AJAX, and more AJAX, that’s what we’ve been hearing about. Some call it the savior of the web application. Some say that it will kick Microsoft butt into oblivion. Web apps will be king, desktops are dead. Long live the king!
So you decide to look into AJAX and find out that it is a combination of various technologies, DHTML, java script and others that allow web applications to be written that look and feel more like desktop apps. Technologies that have been around for years but are finally being combined in meaningful ways. The key is asynchronous callbacks to the server from the browser. Talking to the server without forcing postback of the page. That’s what it is.
Why the sudden buzz? One factor — someone came up with a name (AJAX) that we can us to described the combination of tools. Second factor– browser support for dhtml and JavaScript has reach critical mass. Virtual all browsers support the pieces need make the async calls work.
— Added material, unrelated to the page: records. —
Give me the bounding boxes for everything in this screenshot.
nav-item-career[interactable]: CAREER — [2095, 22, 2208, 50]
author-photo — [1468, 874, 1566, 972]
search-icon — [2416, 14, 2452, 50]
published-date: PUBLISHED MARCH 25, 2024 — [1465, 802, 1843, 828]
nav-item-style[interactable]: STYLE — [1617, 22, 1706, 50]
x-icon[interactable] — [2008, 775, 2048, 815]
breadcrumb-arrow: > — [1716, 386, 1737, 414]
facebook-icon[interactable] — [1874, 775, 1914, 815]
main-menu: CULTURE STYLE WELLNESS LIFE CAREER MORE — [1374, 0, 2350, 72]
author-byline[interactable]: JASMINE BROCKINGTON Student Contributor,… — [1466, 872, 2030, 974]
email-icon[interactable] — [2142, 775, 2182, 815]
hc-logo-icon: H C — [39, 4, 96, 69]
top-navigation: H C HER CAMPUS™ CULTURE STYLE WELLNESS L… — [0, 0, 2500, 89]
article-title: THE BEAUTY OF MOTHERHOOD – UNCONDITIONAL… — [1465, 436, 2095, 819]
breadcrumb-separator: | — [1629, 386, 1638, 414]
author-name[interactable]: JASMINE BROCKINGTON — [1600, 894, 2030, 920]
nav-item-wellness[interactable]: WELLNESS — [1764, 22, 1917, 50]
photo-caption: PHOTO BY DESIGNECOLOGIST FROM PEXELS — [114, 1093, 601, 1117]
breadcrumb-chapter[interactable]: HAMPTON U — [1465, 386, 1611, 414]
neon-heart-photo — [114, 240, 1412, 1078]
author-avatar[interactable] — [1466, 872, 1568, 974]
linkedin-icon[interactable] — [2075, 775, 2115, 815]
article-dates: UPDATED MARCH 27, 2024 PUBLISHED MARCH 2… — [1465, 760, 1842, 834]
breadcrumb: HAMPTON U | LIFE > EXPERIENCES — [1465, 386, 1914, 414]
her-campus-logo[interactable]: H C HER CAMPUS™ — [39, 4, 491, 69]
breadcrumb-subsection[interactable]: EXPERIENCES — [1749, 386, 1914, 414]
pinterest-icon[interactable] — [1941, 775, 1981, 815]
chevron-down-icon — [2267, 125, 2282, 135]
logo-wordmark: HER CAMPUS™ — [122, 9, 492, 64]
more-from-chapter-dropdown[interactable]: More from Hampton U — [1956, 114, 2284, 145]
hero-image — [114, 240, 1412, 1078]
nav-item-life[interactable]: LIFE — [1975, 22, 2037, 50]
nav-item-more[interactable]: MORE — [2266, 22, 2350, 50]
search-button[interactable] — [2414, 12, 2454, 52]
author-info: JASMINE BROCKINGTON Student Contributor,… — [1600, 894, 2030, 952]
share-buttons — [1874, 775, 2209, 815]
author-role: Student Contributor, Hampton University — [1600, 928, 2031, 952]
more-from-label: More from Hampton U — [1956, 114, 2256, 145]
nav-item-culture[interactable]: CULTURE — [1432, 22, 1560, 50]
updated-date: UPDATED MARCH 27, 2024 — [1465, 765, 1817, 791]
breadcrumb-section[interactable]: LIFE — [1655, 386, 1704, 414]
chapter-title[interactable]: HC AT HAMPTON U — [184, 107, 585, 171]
I spent a pleasant hour tonight talking with Russ Helfand (Microsoft). He was demonstrating Atlas and ASP.NET and we spent a lot of time contrasting AJAX and Atlas. I was impressed. Atlas is much more the a Microsoft re-branding of AJAX. It is a powerful combination of async script calls (what AJAX does) and excellent integration with your ASP.NET server code. Hey you can write Atlas code and not have any dependencies on ASP.NET. Isolated HTML pages can harness the power of Atlas. But there is also a binding mechanism for client side controls (bindable to webservices too). Plus, as I said before, tight integration with ASP.NET if you want.
I’m tired, spent all day at the MVP summit, filling my head with new ideas. I’m not sure if I’m doing a good job of explaining Atlas so let me say this. Check out the samples. Realize that this is still an very early prototype of Atlas and Russ and his coworkers are still designing the architecture.